After a moment of feeling awful and questioning whether I as a mother was investing an equal amount of time with my children, I realized that yes…I was!  Although I opted to go back into the workforce after seven months, I have been able to invest in my children’s future now more than before.  For every potty training moment I spend with my youngest, I am able to read and help my eldest with homework.  For every moment I spent ensuring eye contact, pointing, and verbal repetition I still managed to attend field trips, Christmas plays, open school night, reading comprehension and hand-writing exercises with my eldest son.  I make time to bicycle ride, ice skate, and of course give lots of hugs and reassurance that each child is loved.

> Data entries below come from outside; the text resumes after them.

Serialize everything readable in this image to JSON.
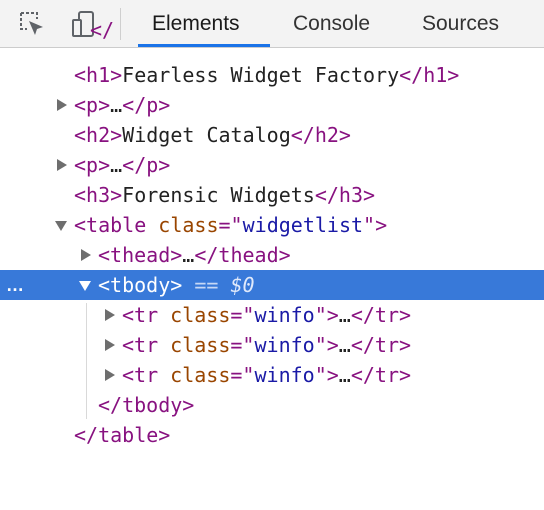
{
  "toolbar": {
    "tabs": [
      {
        "label": "Elements"
      },
      {
        "label": "Console"
      },
      {
        "label": "Sources"
      }
    ]
  },
  "dom_tree": {
    "partial_top": "</",
    "h1": {
      "open": "<h1>",
      "text": "Fearless Widget Factory",
      "close": "</h1>"
    },
    "p1": {
      "open": "<p>",
      "ellipsis": "…",
      "close": "</p>"
    },
    "h2": {
      "open": "<h2>",
      "text": "Widget Catalog",
      "close": "</h2>"
    },
    "p2": {
      "open": "<p>",
      "ellipsis": "…",
      "close": "</p>"
    },
    "h3": {
      "open": "<h3>",
      "text": "Forensic Widgets",
      "close": "</h3>"
    },
    "table": {
      "open_start": "<table",
      "attr_name": "class",
      "eq": "=\"",
      "attr_value": "widgetlist",
      "open_end": "\">",
      "close": "</table>"
    },
    "thead": {
      "open": "<thead>",
      "ellipsis": "…",
      "close": "</thead>"
    },
    "tbody": {
      "open": "<tbody>",
      "equals": "==",
      "ref": "$0",
      "close": "</tbody>",
      "row_gutter": "…"
    },
    "rows": [
      {
        "open_start": "<tr",
        "attr_name": "class",
        "eq": "=\"",
        "attr_value": "winfo",
        "open_end": "\">",
        "ellipsis": "…",
        "close": "</tr>"
      },
      {
        "open_start": "<tr",
        "attr_name": "class",
        "eq": "=\"",
        "attr_value": "winfo",
        "open_end": "\">",
        "ellipsis": "…",
        "close": "</tr>"
      },
      {
        "open_start": "<tr",
        "attr_name": "class",
        "eq": "=\"",
        "attr_value": "winfo",
        "open_end": "\">",
        "ellipsis": "…",
        "close": "</tr>"
      }
    ]
  },
  "colors": {
    "tag": "#881280",
    "attr": "#994500",
    "value": "#1a1aa6",
    "selection": "#3879d9",
    "active_tab": "#1a73e8"
  },
  "icons": {
    "inspect": "inspect-element-icon",
    "device": "device-toolbar-icon",
    "expand": "triangle-right-icon",
    "collapse": "triangle-down-icon"
  }
}
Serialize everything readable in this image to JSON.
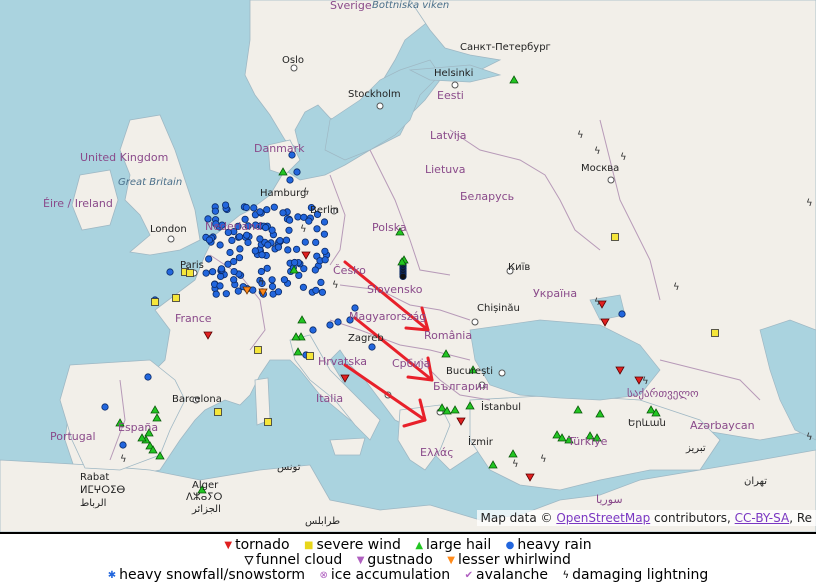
{
  "map": {
    "labels": {
      "sverige": "Sverige",
      "bottniska_viken": "Bottniska viken",
      "oslo": "Oslo",
      "helsinki": "Helsinki",
      "sankt_peterburg": "Санкт-Петербург",
      "stockholm": "Stockholm",
      "eesti": "Eesti",
      "latvija": "Latvija",
      "lietuva": "Lietuva",
      "moskva": "Москва",
      "united_kingdom": "United Kingdom",
      "great_britain": "Great Britain",
      "eire": "Éire / Ireland",
      "danmark": "Danmark",
      "hamburg": "Hamburg",
      "berlin": "Berlin",
      "nederland": "Nederland",
      "london": "London",
      "polska": "Polska",
      "belarus": "Беларусь",
      "kyiv": "Київ",
      "ukraina": "Україна",
      "cesko": "Česko",
      "slovensko": "Slovensko",
      "magyarorszag": "Magyarország",
      "chisinau": "Chișinău",
      "paris": "Paris",
      "france": "France",
      "romania": "România",
      "zagreb": "Zagreb",
      "hrvatska": "Hrvatska",
      "srbija": "Србија",
      "bucuresti": "București",
      "bulgaria": "България",
      "italia": "Italia",
      "sakartvelo": "საქართველო",
      "yerevan": "Երևան",
      "azarbaycan": "Azərbaycan",
      "barcelona": "Barcelona",
      "portugal": "Portugal",
      "espana": "España",
      "istanbul": "İstanbul",
      "izmir": "İzmir",
      "turkiye": "Türkiye",
      "ellas": "Ελλάς",
      "rabat": "Rabat",
      "morocco_tif": "ⵍⵎⵖⵔⵉⴱ",
      "rabat_ar": "الرباط",
      "alger": "Alger",
      "alger_tif": "ⴷⵣⴰⵢⵔ",
      "alger_ar": "الجزائر",
      "tunis": "تونس",
      "tarabulus": "طرابلس",
      "tabriz": "تبریز",
      "tehran": "تهران",
      "suriya": "سوريا"
    },
    "attribution": {
      "prefix": "Map data ©",
      "osm_link": "OpenStreetMap",
      "middle": "contributors,",
      "license_link": "CC-BY-SA",
      "suffix": ", Re"
    }
  },
  "legend": {
    "row1": [
      "tornado",
      "severe wind",
      "large hail",
      "heavy rain"
    ],
    "row2": [
      "funnel cloud",
      "gustnado",
      "lesser whirlwind"
    ],
    "row3": [
      "heavy snowfall/snowstorm",
      "ice accumulation",
      "avalanche",
      "damaging lightning"
    ],
    "symbols": {
      "tornado": "▼",
      "severe_wind": "■",
      "large_hail": "▲",
      "heavy_rain": "●",
      "funnel_cloud": "▼",
      "gustnado": "▼",
      "lesser_whirlwind": "▼",
      "snow": "✱",
      "ice": "⊗",
      "avalanche": "✔",
      "lightning": "ϟ"
    }
  },
  "colors": {
    "sea": "#aad3df",
    "land": "#f2efe9",
    "border": "#b79ab8",
    "tornado": "#e02020",
    "wind": "#f5e63a",
    "hail": "#22c522",
    "rain": "#2266dd",
    "gustnado": "#b060c0",
    "whirlwind": "#ff8a1a",
    "arrow": "#e8202a"
  }
}
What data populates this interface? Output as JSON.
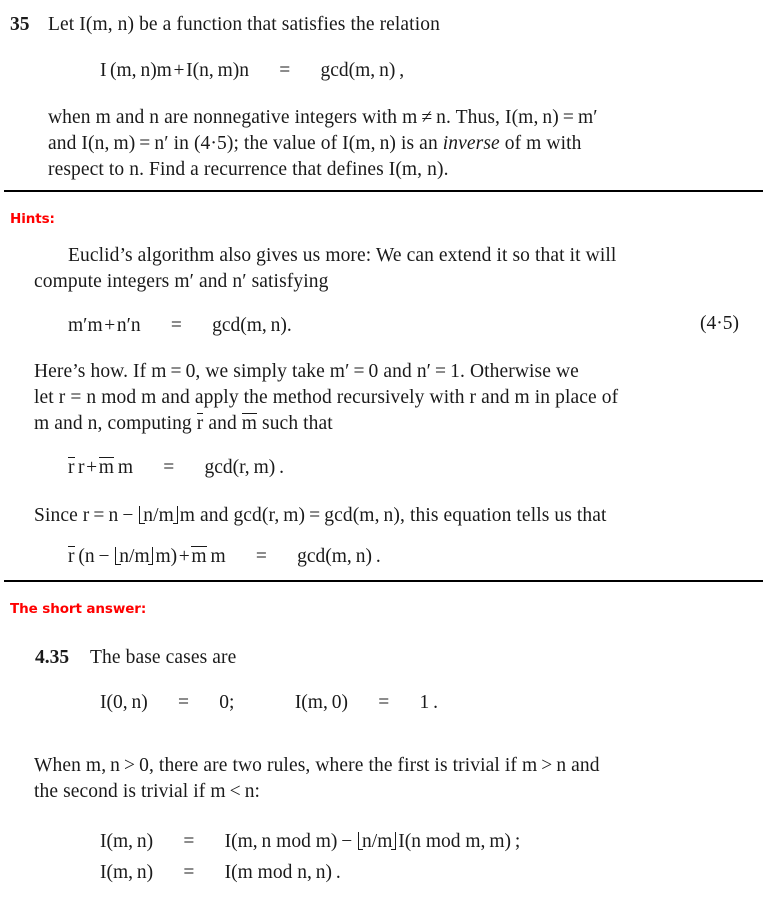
{
  "document": {
    "kind": "textbook-exercise-page",
    "accent_color": "#ff0000",
    "text_color": "#1a1a1a",
    "background_color": "#ffffff"
  },
  "exercise": {
    "number": "35",
    "intro": "Let I(m, n) be a function that satisfies the relation",
    "display_equation": "I(m, n)m + I(n, m)n  =  gcd(m, n) ,",
    "body_line_1": "when m and n are nonnegative integers with m ≠ n. Thus, I(m, n) = m′",
    "body_line_2": "and I(n, m) = n′ in (4.5); the value of I(m, n) is an inverse of m with",
    "body_line_3": "respect to n. Find a recurrence that defines I(m, n)."
  },
  "hints": {
    "label": "Hints:",
    "paragraph_1_line_1": "Euclid’s algorithm also gives us more: We can extend it so that it will",
    "paragraph_1_line_2": "compute integers m′ and n′ satisfying",
    "equation_4_5": "m′m + n′n  =  gcd(m, n).",
    "equation_4_5_number": "(4.5)",
    "paragraph_2_line_1": "Here’s how. If m = 0, we simply take m′ = 0 and n′ = 1. Otherwise we",
    "paragraph_2_line_2": "let r = n mod m and apply the method recursively with r and m in place of",
    "paragraph_2_line_3": "m and n, computing r̄ and m̄ such that",
    "equation_rbar": "r̄ r + m̄ m  =  gcd(r, m).",
    "paragraph_3": "Since r = n − ⌊n/m⌋m and gcd(r, m) = gcd(m, n), this equation tells us that",
    "equation_final": "r̄ (n − ⌊n/m⌋m) + m̄ m  =  gcd(m, n)."
  },
  "answer": {
    "label": "The short answer:",
    "number": "4.35",
    "intro": "The base cases are",
    "base_cases": "I(0, n)  =  0;     I(m, 0)  =  1 .",
    "condition_line_1": "When m, n > 0, there are two rules, where the first is trivial if m > n and",
    "condition_line_2": "the second is trivial if m < n:",
    "rule_1": "I(m, n)  =  I(m, n mod m) − ⌊n/m⌋I(n mod m, m) ;",
    "rule_2": "I(m, n)  =  I(m mod n, n) ."
  }
}
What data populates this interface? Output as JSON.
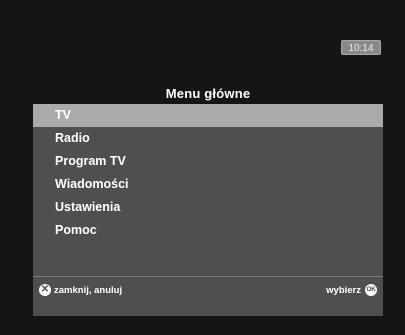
{
  "clock": {
    "time": "10:14"
  },
  "menu": {
    "title": "Menu główne",
    "items": [
      {
        "label": "TV",
        "selected": true
      },
      {
        "label": "Radio",
        "selected": false
      },
      {
        "label": "Program TV",
        "selected": false
      },
      {
        "label": "Wiadomości",
        "selected": false
      },
      {
        "label": "Ustawienia",
        "selected": false
      },
      {
        "label": "Pomoc",
        "selected": false
      }
    ]
  },
  "footer": {
    "close_label": "zamknij, anuluj",
    "close_icon": "close-x-icon",
    "select_label": "wybierz",
    "select_icon": "ok-icon",
    "ok_glyph": "OK"
  },
  "colors": {
    "background": "#151515",
    "panel": "#4f4f4f",
    "selected_row": "#aaaaaa",
    "text": "#ffffff",
    "clock_box": "#8a8a8a"
  }
}
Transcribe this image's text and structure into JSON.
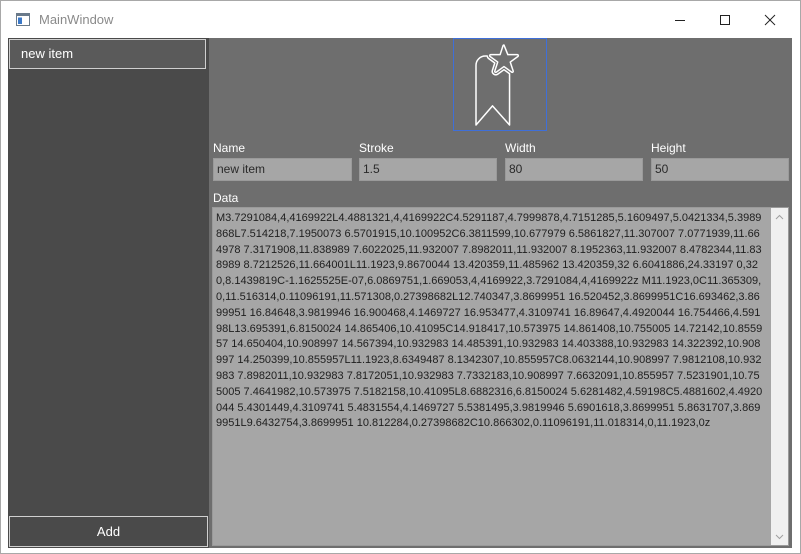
{
  "window": {
    "title": "MainWindow"
  },
  "sidebar": {
    "items": [
      {
        "label": "new item"
      }
    ],
    "add_label": "Add"
  },
  "preview": {
    "icon": "bookmark-star-icon",
    "border_color": "#3f6fd8"
  },
  "form": {
    "name": {
      "label": "Name",
      "value": "new item"
    },
    "stroke": {
      "label": "Stroke",
      "value": "1.5"
    },
    "width": {
      "label": "Width",
      "value": "80"
    },
    "height": {
      "label": "Height",
      "value": "50"
    }
  },
  "data": {
    "label": "Data",
    "value": "M3.7291084,4,4169922L4.4881321,4,4169922C4.5291187,4.7999878,4.7151285,5.1609497,5.0421334,5.3989868L7.514218,7.1950073 6.5701915,10.100952C6.3811599,10.677979 6.5861827,11.307007 7.0771939,11.664978 7.3171908,11.838989 7.6022025,11.932007 7.8982011,11.932007 8.1952363,11.932007 8.4782344,11.838989 8.7212526,11.664001L11.1923,9.8670044 13.420359,11.485962 13.420359,32 6.6041886,24.33197 0,32 0,8.1439819C-1.1625525E-07,6.0869751,1.669053,4,4169922,3.7291084,4,4169922z M11.1923,0C11.365309,0,11.516314,0.11096191,11.571308,0.27398682L12.740347,3.8699951 16.520452,3.8699951C16.693462,3.8699951 16.84648,3.9819946 16.900468,4.1469727 16.953477,4.3109741 16.89647,4.4920044 16.754466,4.59198L13.695391,6.8150024 14.865406,10.41095C14.918417,10.573975 14.861408,10.755005 14.72142,10.855957 14.650404,10.908997 14.567394,10.932983 14.485391,10.932983 14.403388,10.932983 14.322392,10.908997 14.250399,10.855957L11.1923,8.6349487 8.1342307,10.855957C8.0632144,10.908997 7.9812108,10.932983 7.8982011,10.932983 7.8172051,10.932983 7.7332183,10.908997 7.6632091,10.855957 7.5231901,10.755005 7.4641982,10.573975 7.5182158,10.41095L8.6882316,6.8150024 5.6281482,4.59198C5.4881602,4.4920044 5.4301449,4.3109741 5.4831554,4.1469727 5.5381495,3.9819946 5.6901618,3.8699951 5.8631707,3.8699951L9.6432754,3.8699951 10.812284,0.27398682C10.866302,0.11096191,11.018314,0,11.1923,0z"
  }
}
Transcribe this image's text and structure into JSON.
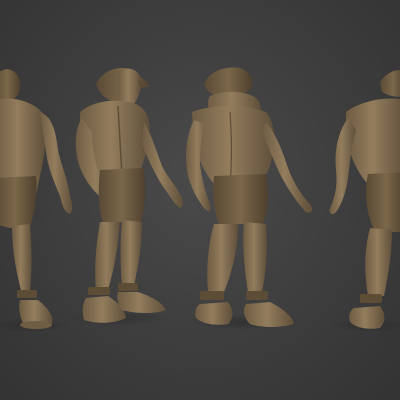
{
  "scene": {
    "subject": "sculpted-character-turnaround",
    "background_color": "#3d3d3d",
    "clay_color": "#8a7558",
    "clay_shadow": "#5e4e38",
    "clay_highlight": "#a89070",
    "views": [
      {
        "id": "front-view-cropped"
      },
      {
        "id": "three-quarter-front-view"
      },
      {
        "id": "back-view"
      },
      {
        "id": "three-quarter-back-view-cropped"
      }
    ]
  }
}
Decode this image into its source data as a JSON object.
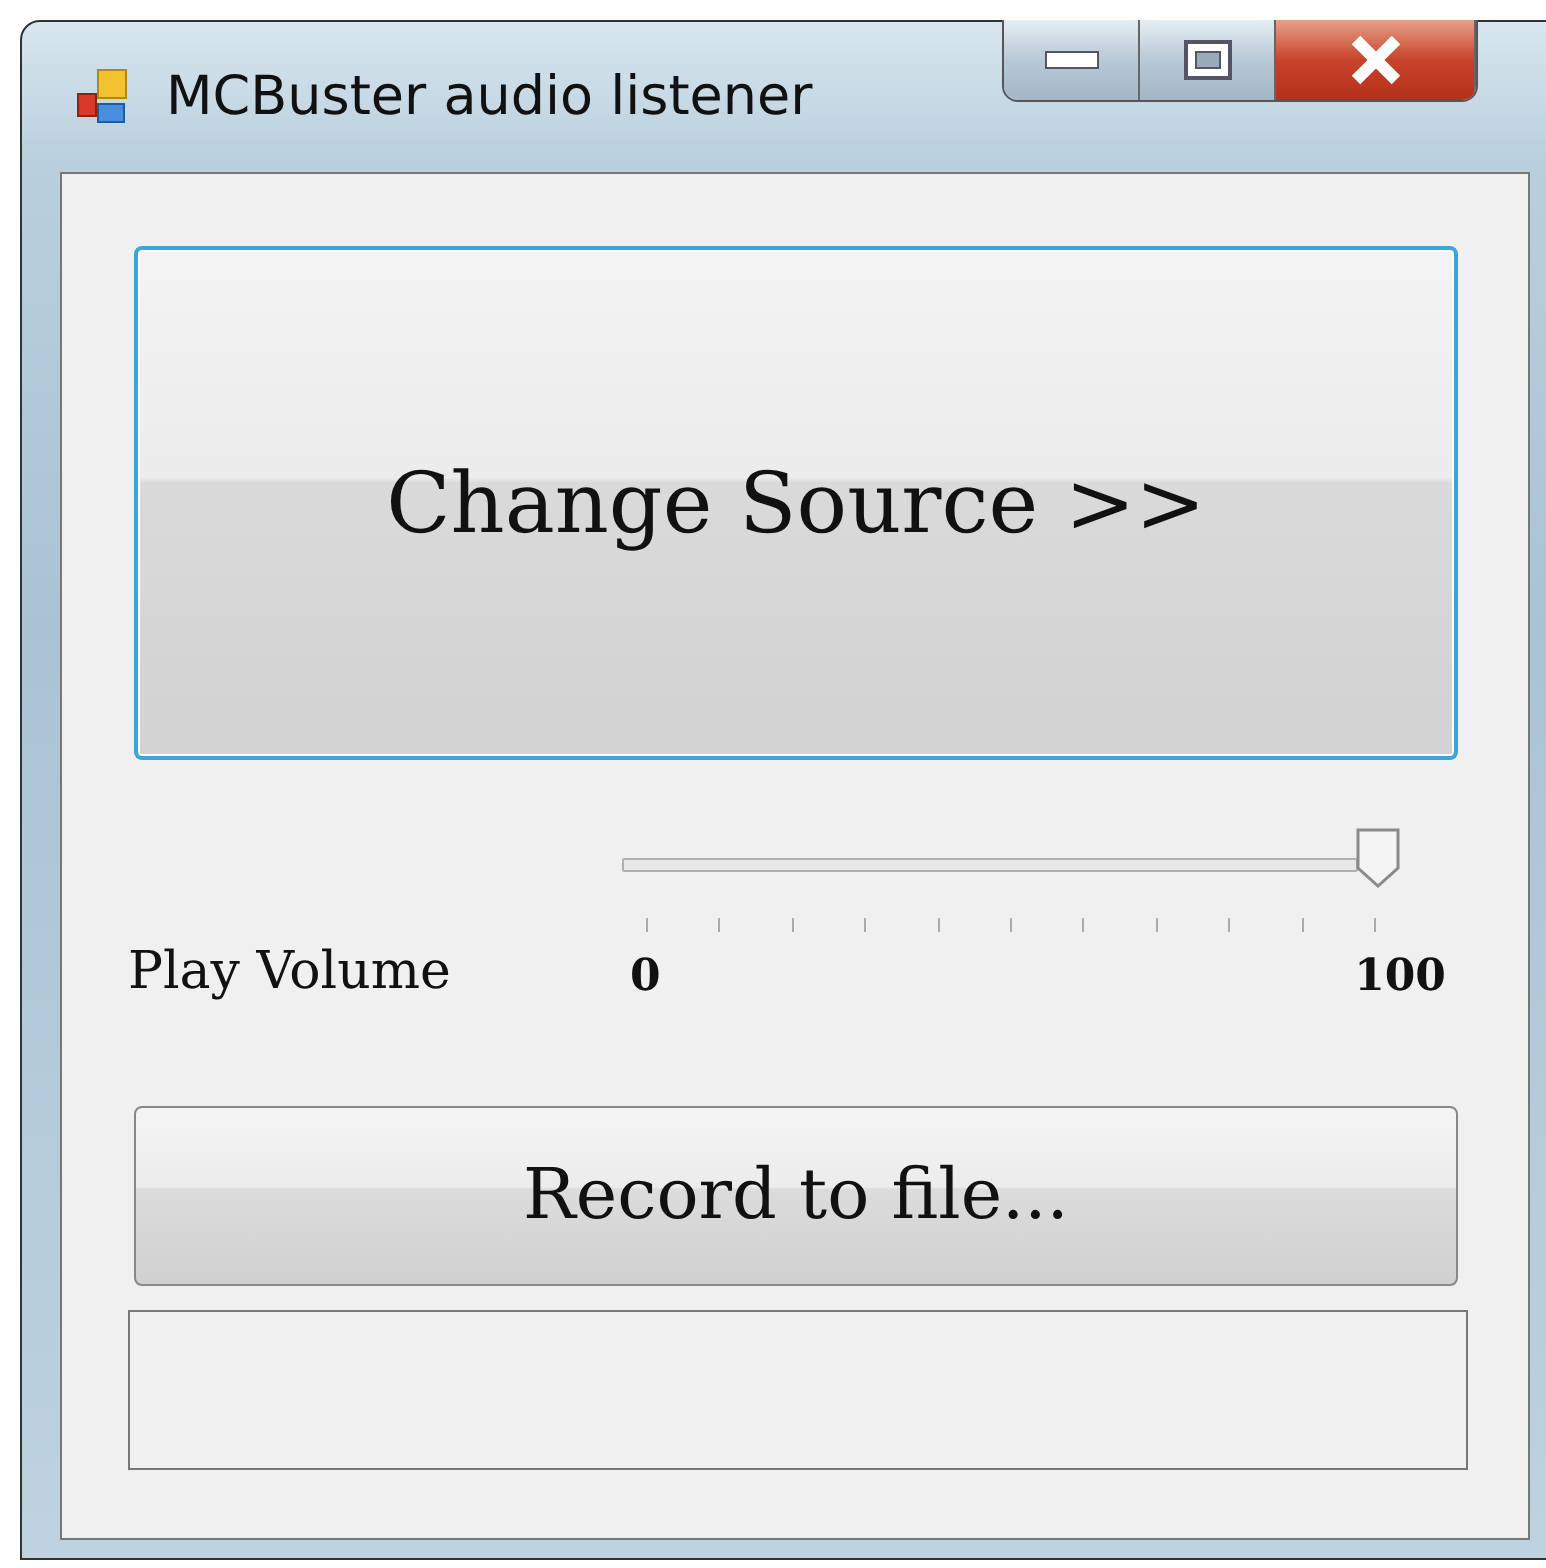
{
  "window": {
    "title": "MCBuster audio listener"
  },
  "source_button": {
    "label": "Change Source >>"
  },
  "volume": {
    "label": "Play Volume",
    "level": 1,
    "min_label": "0",
    "max_label": "100"
  },
  "record_button": {
    "label": "Record to file..."
  }
}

I didn’t write this as a pat on the back for myself nor did I walk away feeling assured that I am the mother of the year.  What I am grateful for is the fact that I was able to reflect on my parenting abilities, an exercise I encourage all parents to do often.  Take a moment to close your eyes, take a few deep breaths, and imagine what life is like for your son or daughter.  What does he or she feel?  What are his or her behaviors at home and toward other family members?  And if there is more than one child in the home, alternate between the two – take one day to reflect on one child, and another day to reflect on the other.  I find that this is a great way to get a temperature check on how you are doing as a parent and hopefully will build a stronger relationship between parent and child.